El camino, la verdad y la vida

“Yo soy el camino y la verdad y la vida. Nadie va al Padre sino por mí” (Jn 14,6). Con estas palabras, el Señor se define a sí mismo como el camino único que conduce al Padre: “Aquel que es el camino, no puede llevarnos por lugares extraviados, ni engañarnos con falsas apariencias el que es la verdad, ni abandonarnos en el error de la muerte el que es la vida”, comenta San Hilario.

El Señor se hizo camino por su Encarnación: “el Verbo de Dios, que con el Padre es verdad y vida, se hizo el camino tomando la humanidad”, dice San Agustín. El sendero que conduce a la meta es la humanidad de nuestro Señor Jesucristo. Si no queremos que el itinerario de nuestra vida termine en el fracaso, en el sinsentido, debemos dirigir nuestra mirada a Jesucristo y caminar siguiendo sus pasos.

San Juan Pablo II, en su primera encíclica, indicaba la urgencia de esta mirada: “la única orientación del espíritu, la única dirección del entendimiento, de la voluntad y del corazón es para nosotros ésta: hacia Cristo, Redentor del hombre; hacia Cristo, Redentor del mundo. A Él nosotros queremos mirar, porque sólo en Él, Hijo de Dios, hay salvación, renovando la afirmación de Pedro «Señor, ¿a quién iríamos? Tú tienes palabras de vida eterna»”.

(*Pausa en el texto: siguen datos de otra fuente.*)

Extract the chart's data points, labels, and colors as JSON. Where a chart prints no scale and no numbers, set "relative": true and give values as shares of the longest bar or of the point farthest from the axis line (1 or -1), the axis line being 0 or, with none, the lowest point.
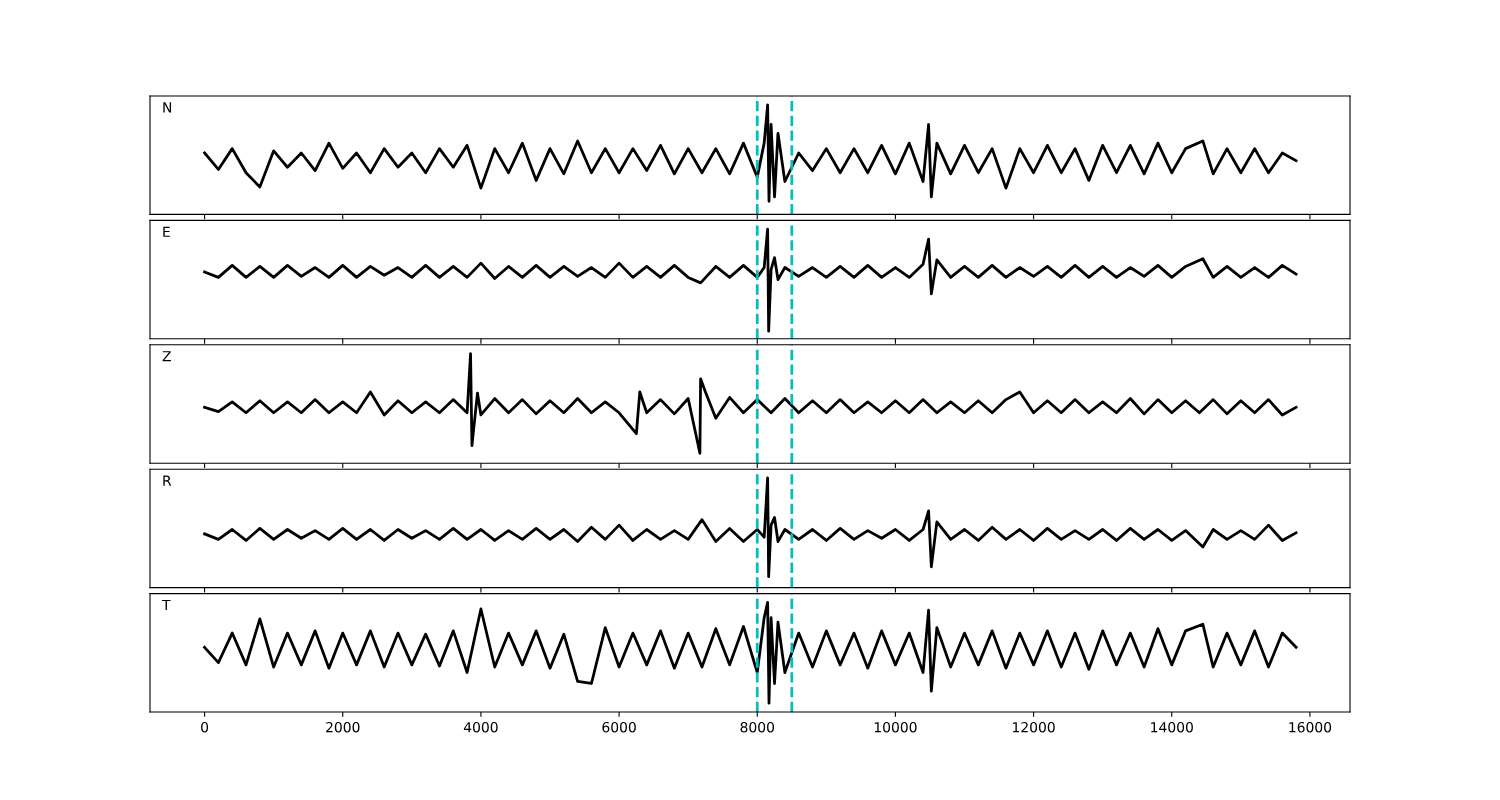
{
  "chart_data": [
    {
      "type": "line",
      "relative": true,
      "xlim": [
        -790,
        16580
      ],
      "xticks": [
        0,
        2000,
        4000,
        6000,
        8000,
        10000,
        12000,
        14000,
        16000
      ],
      "tick_labels": false,
      "annotations": [
        "N"
      ],
      "ref_lines": [
        {
          "axis": "x",
          "value": 8000,
          "color": "#00bfbf",
          "line_style": "dashed"
        },
        {
          "axis": "x",
          "value": 8500,
          "color": "#00bfbf",
          "line_style": "dashed"
        }
      ],
      "series": [
        {
          "color": "#000000",
          "x": [
            0,
            200,
            400,
            600,
            800,
            1000,
            1200,
            1400,
            1600,
            1800,
            2000,
            2200,
            2400,
            2600,
            2800,
            3000,
            3200,
            3400,
            3600,
            3800,
            4000,
            4200,
            4400,
            4600,
            4800,
            5000,
            5200,
            5400,
            5600,
            5800,
            6000,
            6200,
            6400,
            6600,
            6800,
            7000,
            7200,
            7400,
            7600,
            7800,
            8000,
            8100,
            8150,
            8170,
            8200,
            8250,
            8300,
            8400,
            8600,
            8800,
            9000,
            9200,
            9400,
            9600,
            9800,
            10000,
            10200,
            10400,
            10480,
            10520,
            10600,
            10800,
            11000,
            11200,
            11400,
            11600,
            11800,
            12000,
            12200,
            12400,
            12600,
            12800,
            13000,
            13200,
            13400,
            13600,
            13800,
            14000,
            14200,
            14450,
            14600,
            14800,
            15000,
            15200,
            15400,
            15600,
            15800
          ],
          "values": [
            0.56,
            0.41,
            0.6,
            0.38,
            0.25,
            0.58,
            0.43,
            0.56,
            0.4,
            0.65,
            0.42,
            0.56,
            0.38,
            0.6,
            0.43,
            0.56,
            0.38,
            0.6,
            0.43,
            0.63,
            0.24,
            0.6,
            0.38,
            0.65,
            0.31,
            0.6,
            0.37,
            0.67,
            0.38,
            0.6,
            0.38,
            0.6,
            0.4,
            0.63,
            0.37,
            0.6,
            0.38,
            0.6,
            0.37,
            0.65,
            0.34,
            0.65,
            1.0,
            0.12,
            0.82,
            0.16,
            0.74,
            0.3,
            0.56,
            0.4,
            0.6,
            0.38,
            0.6,
            0.38,
            0.63,
            0.37,
            0.65,
            0.3,
            0.82,
            0.16,
            0.65,
            0.37,
            0.63,
            0.38,
            0.6,
            0.24,
            0.6,
            0.38,
            0.63,
            0.38,
            0.6,
            0.31,
            0.63,
            0.38,
            0.63,
            0.37,
            0.65,
            0.38,
            0.6,
            0.67,
            0.37,
            0.6,
            0.38,
            0.6,
            0.38,
            0.56,
            0.49
          ]
        }
      ]
    },
    {
      "type": "line",
      "relative": true,
      "xlim": [
        -790,
        16580
      ],
      "xticks": [
        0,
        2000,
        4000,
        6000,
        8000,
        10000,
        12000,
        14000,
        16000
      ],
      "tick_labels": false,
      "annotations": [
        "E"
      ],
      "ref_lines": [
        {
          "axis": "x",
          "value": 8000,
          "color": "#00bfbf",
          "line_style": "dashed"
        },
        {
          "axis": "x",
          "value": 8500,
          "color": "#00bfbf",
          "line_style": "dashed"
        }
      ],
      "series": [
        {
          "color": "#000000",
          "x": [
            0,
            200,
            400,
            600,
            800,
            1000,
            1200,
            1400,
            1600,
            1800,
            2000,
            2200,
            2400,
            2600,
            2800,
            3000,
            3200,
            3400,
            3600,
            3800,
            4000,
            4200,
            4400,
            4600,
            4800,
            5000,
            5200,
            5400,
            5600,
            5800,
            6000,
            6200,
            6400,
            6600,
            6800,
            7000,
            7180,
            7400,
            7600,
            7800,
            8000,
            8100,
            8150,
            8165,
            8200,
            8250,
            8300,
            8400,
            8600,
            8800,
            9000,
            9200,
            9400,
            9600,
            9800,
            10000,
            10200,
            10400,
            10480,
            10520,
            10600,
            10800,
            11000,
            11200,
            11400,
            11600,
            11800,
            12000,
            12200,
            12400,
            12600,
            12800,
            13000,
            13200,
            13400,
            13600,
            13800,
            14000,
            14200,
            14450,
            14600,
            14800,
            15000,
            15200,
            15400,
            15600,
            15800
          ],
          "values": [
            0.61,
            0.56,
            0.67,
            0.56,
            0.66,
            0.56,
            0.67,
            0.57,
            0.65,
            0.56,
            0.67,
            0.56,
            0.66,
            0.58,
            0.65,
            0.56,
            0.67,
            0.56,
            0.66,
            0.56,
            0.69,
            0.55,
            0.66,
            0.56,
            0.67,
            0.56,
            0.66,
            0.57,
            0.65,
            0.56,
            0.69,
            0.56,
            0.66,
            0.56,
            0.67,
            0.56,
            0.51,
            0.66,
            0.56,
            0.67,
            0.56,
            0.65,
            1.0,
            0.07,
            0.63,
            0.74,
            0.54,
            0.65,
            0.57,
            0.65,
            0.56,
            0.66,
            0.56,
            0.67,
            0.56,
            0.65,
            0.56,
            0.68,
            0.91,
            0.41,
            0.72,
            0.56,
            0.66,
            0.56,
            0.67,
            0.56,
            0.65,
            0.57,
            0.66,
            0.56,
            0.67,
            0.56,
            0.66,
            0.56,
            0.65,
            0.57,
            0.67,
            0.56,
            0.66,
            0.73,
            0.56,
            0.66,
            0.56,
            0.65,
            0.56,
            0.67,
            0.59
          ]
        }
      ]
    },
    {
      "type": "line",
      "relative": true,
      "xlim": [
        -790,
        16580
      ],
      "xticks": [
        0,
        2000,
        4000,
        6000,
        8000,
        10000,
        12000,
        14000,
        16000
      ],
      "tick_labels": false,
      "annotations": [
        "Z"
      ],
      "ref_lines": [
        {
          "axis": "x",
          "value": 8000,
          "color": "#00bfbf",
          "line_style": "dashed"
        },
        {
          "axis": "x",
          "value": 8500,
          "color": "#00bfbf",
          "line_style": "dashed"
        }
      ],
      "series": [
        {
          "color": "#000000",
          "x": [
            0,
            200,
            400,
            600,
            800,
            1000,
            1200,
            1400,
            1600,
            1800,
            2000,
            2200,
            2400,
            2600,
            2800,
            3000,
            3200,
            3400,
            3600,
            3800,
            3850,
            3870,
            3950,
            4000,
            4200,
            4400,
            4600,
            4800,
            5000,
            5200,
            5400,
            5600,
            5800,
            6000,
            6250,
            6300,
            6400,
            6600,
            6800,
            7000,
            7170,
            7180,
            7250,
            7400,
            7600,
            7800,
            8000,
            8200,
            8400,
            8600,
            8800,
            9000,
            9200,
            9400,
            9600,
            9800,
            10000,
            10200,
            10400,
            10600,
            10800,
            11000,
            11200,
            11400,
            11600,
            11800,
            12000,
            12200,
            12400,
            12600,
            12800,
            13000,
            13200,
            13400,
            13600,
            13800,
            14000,
            14200,
            14400,
            14600,
            14800,
            15000,
            15200,
            15400,
            15600,
            15800
          ],
          "values": [
            0.51,
            0.47,
            0.56,
            0.46,
            0.57,
            0.46,
            0.56,
            0.46,
            0.58,
            0.46,
            0.56,
            0.46,
            0.65,
            0.44,
            0.57,
            0.46,
            0.56,
            0.46,
            0.58,
            0.46,
            1.0,
            0.16,
            0.64,
            0.44,
            0.59,
            0.46,
            0.58,
            0.45,
            0.57,
            0.46,
            0.59,
            0.46,
            0.56,
            0.46,
            0.27,
            0.65,
            0.46,
            0.58,
            0.45,
            0.59,
            0.09,
            0.77,
            0.65,
            0.41,
            0.6,
            0.46,
            0.58,
            0.46,
            0.59,
            0.46,
            0.57,
            0.46,
            0.58,
            0.46,
            0.56,
            0.46,
            0.57,
            0.46,
            0.58,
            0.46,
            0.56,
            0.46,
            0.57,
            0.46,
            0.58,
            0.65,
            0.46,
            0.57,
            0.46,
            0.58,
            0.46,
            0.56,
            0.46,
            0.59,
            0.45,
            0.58,
            0.46,
            0.57,
            0.46,
            0.58,
            0.45,
            0.57,
            0.46,
            0.58,
            0.44,
            0.51
          ]
        }
      ]
    },
    {
      "type": "line",
      "relative": true,
      "xlim": [
        -790,
        16580
      ],
      "xticks": [
        0,
        2000,
        4000,
        6000,
        8000,
        10000,
        12000,
        14000,
        16000
      ],
      "tick_labels": false,
      "annotations": [
        "R"
      ],
      "ref_lines": [
        {
          "axis": "x",
          "value": 8000,
          "color": "#00bfbf",
          "line_style": "dashed"
        },
        {
          "axis": "x",
          "value": 8500,
          "color": "#00bfbf",
          "line_style": "dashed"
        }
      ],
      "series": [
        {
          "color": "#000000",
          "x": [
            0,
            200,
            400,
            600,
            800,
            1000,
            1200,
            1400,
            1600,
            1800,
            2000,
            2200,
            2400,
            2600,
            2800,
            3000,
            3200,
            3400,
            3600,
            3800,
            4000,
            4200,
            4400,
            4600,
            4800,
            5000,
            5200,
            5400,
            5600,
            5800,
            6000,
            6200,
            6400,
            6600,
            6800,
            7000,
            7200,
            7400,
            7600,
            7800,
            8000,
            8100,
            8150,
            8165,
            8200,
            8250,
            8300,
            8400,
            8600,
            8800,
            9000,
            9200,
            9400,
            9600,
            9800,
            10000,
            10200,
            10400,
            10480,
            10520,
            10600,
            10800,
            11000,
            11200,
            11400,
            11600,
            11800,
            12000,
            12200,
            12400,
            12600,
            12800,
            13000,
            13200,
            13400,
            13600,
            13800,
            14000,
            14200,
            14450,
            14600,
            14800,
            15000,
            15200,
            15400,
            15600,
            15800
          ],
          "values": [
            0.49,
            0.44,
            0.53,
            0.43,
            0.54,
            0.44,
            0.53,
            0.45,
            0.52,
            0.44,
            0.54,
            0.44,
            0.53,
            0.43,
            0.53,
            0.45,
            0.52,
            0.44,
            0.54,
            0.44,
            0.53,
            0.43,
            0.52,
            0.44,
            0.54,
            0.44,
            0.53,
            0.42,
            0.55,
            0.44,
            0.57,
            0.43,
            0.53,
            0.44,
            0.52,
            0.44,
            0.62,
            0.42,
            0.54,
            0.42,
            0.53,
            0.46,
            1.0,
            0.1,
            0.57,
            0.64,
            0.42,
            0.53,
            0.44,
            0.53,
            0.43,
            0.54,
            0.44,
            0.52,
            0.45,
            0.53,
            0.43,
            0.53,
            0.7,
            0.19,
            0.6,
            0.44,
            0.53,
            0.43,
            0.55,
            0.44,
            0.53,
            0.43,
            0.54,
            0.44,
            0.52,
            0.44,
            0.53,
            0.43,
            0.54,
            0.44,
            0.53,
            0.43,
            0.52,
            0.37,
            0.53,
            0.44,
            0.52,
            0.44,
            0.57,
            0.43,
            0.5
          ]
        }
      ]
    },
    {
      "type": "line",
      "relative": true,
      "xlim": [
        -790,
        16580
      ],
      "xticks": [
        0,
        2000,
        4000,
        6000,
        8000,
        10000,
        12000,
        14000,
        16000
      ],
      "tick_labels": "x",
      "annotations": [
        "T"
      ],
      "ref_lines": [
        {
          "axis": "x",
          "value": 8000,
          "color": "#00bfbf",
          "line_style": "dashed"
        },
        {
          "axis": "x",
          "value": 8500,
          "color": "#00bfbf",
          "line_style": "dashed"
        }
      ],
      "series": [
        {
          "color": "#000000",
          "x": [
            0,
            200,
            400,
            600,
            800,
            1000,
            1200,
            1400,
            1600,
            1800,
            2000,
            2200,
            2400,
            2600,
            2800,
            3000,
            3200,
            3400,
            3600,
            3800,
            4000,
            4200,
            4400,
            4600,
            4800,
            5000,
            5200,
            5400,
            5600,
            5800,
            6000,
            6200,
            6400,
            6600,
            6800,
            7000,
            7200,
            7400,
            7600,
            7800,
            8000,
            8100,
            8150,
            8170,
            8200,
            8250,
            8300,
            8400,
            8600,
            8800,
            9000,
            9200,
            9400,
            9600,
            9800,
            10000,
            10200,
            10400,
            10480,
            10520,
            10600,
            10800,
            11000,
            11200,
            11400,
            11600,
            11800,
            12000,
            12200,
            12400,
            12600,
            12800,
            13000,
            13200,
            13400,
            13600,
            13800,
            14000,
            14200,
            14450,
            14600,
            14800,
            15000,
            15200,
            15400,
            15600,
            15800
          ],
          "values": [
            0.59,
            0.45,
            0.72,
            0.43,
            0.85,
            0.41,
            0.72,
            0.43,
            0.74,
            0.4,
            0.72,
            0.43,
            0.74,
            0.41,
            0.72,
            0.43,
            0.71,
            0.42,
            0.74,
            0.36,
            0.94,
            0.41,
            0.72,
            0.43,
            0.74,
            0.4,
            0.71,
            0.28,
            0.26,
            0.77,
            0.41,
            0.72,
            0.43,
            0.74,
            0.4,
            0.72,
            0.41,
            0.76,
            0.43,
            0.78,
            0.36,
            0.86,
            1.0,
            0.08,
            0.86,
            0.26,
            0.82,
            0.36,
            0.72,
            0.41,
            0.74,
            0.43,
            0.72,
            0.4,
            0.74,
            0.43,
            0.72,
            0.36,
            0.93,
            0.19,
            0.77,
            0.41,
            0.72,
            0.43,
            0.74,
            0.4,
            0.72,
            0.43,
            0.74,
            0.41,
            0.72,
            0.39,
            0.74,
            0.43,
            0.72,
            0.41,
            0.76,
            0.43,
            0.74,
            0.8,
            0.41,
            0.72,
            0.43,
            0.74,
            0.41,
            0.72,
            0.59
          ]
        }
      ]
    }
  ]
}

Incluso para aquellos que todavía no han llegado a la fe, Cristo es, añadía el papa, un camino elocuente: “Él, Hijo de Dios vivo, habla a los hombres también como Hombre: es su misma vida la que habla, su humanidad, su fidelidad a la verdad, su amor que abarca a todos. Habla además su muerte en Cruz, esto es, la insondable profundidad de su sufrimiento y de su abandono”.

Jesús es el rostro de Dios: “Quien me ha visto a mí ha visto al Padre” (Jn 14,9). La adhesión a Él por la fe es, al mismo tiempo, adhesión al Padre y comienzo, ya aquí en la tierra, de una vida plena que consiste en la participación en la vida de Dios. Por esta razón, el Catecismo enseña que la fe es ya el comienzo de la vida eterna: “La fe nos hace gustar de antemano el gozo y la luz de la visión beatífica, fin de nuestro caminar aquí abajo” (n. 163).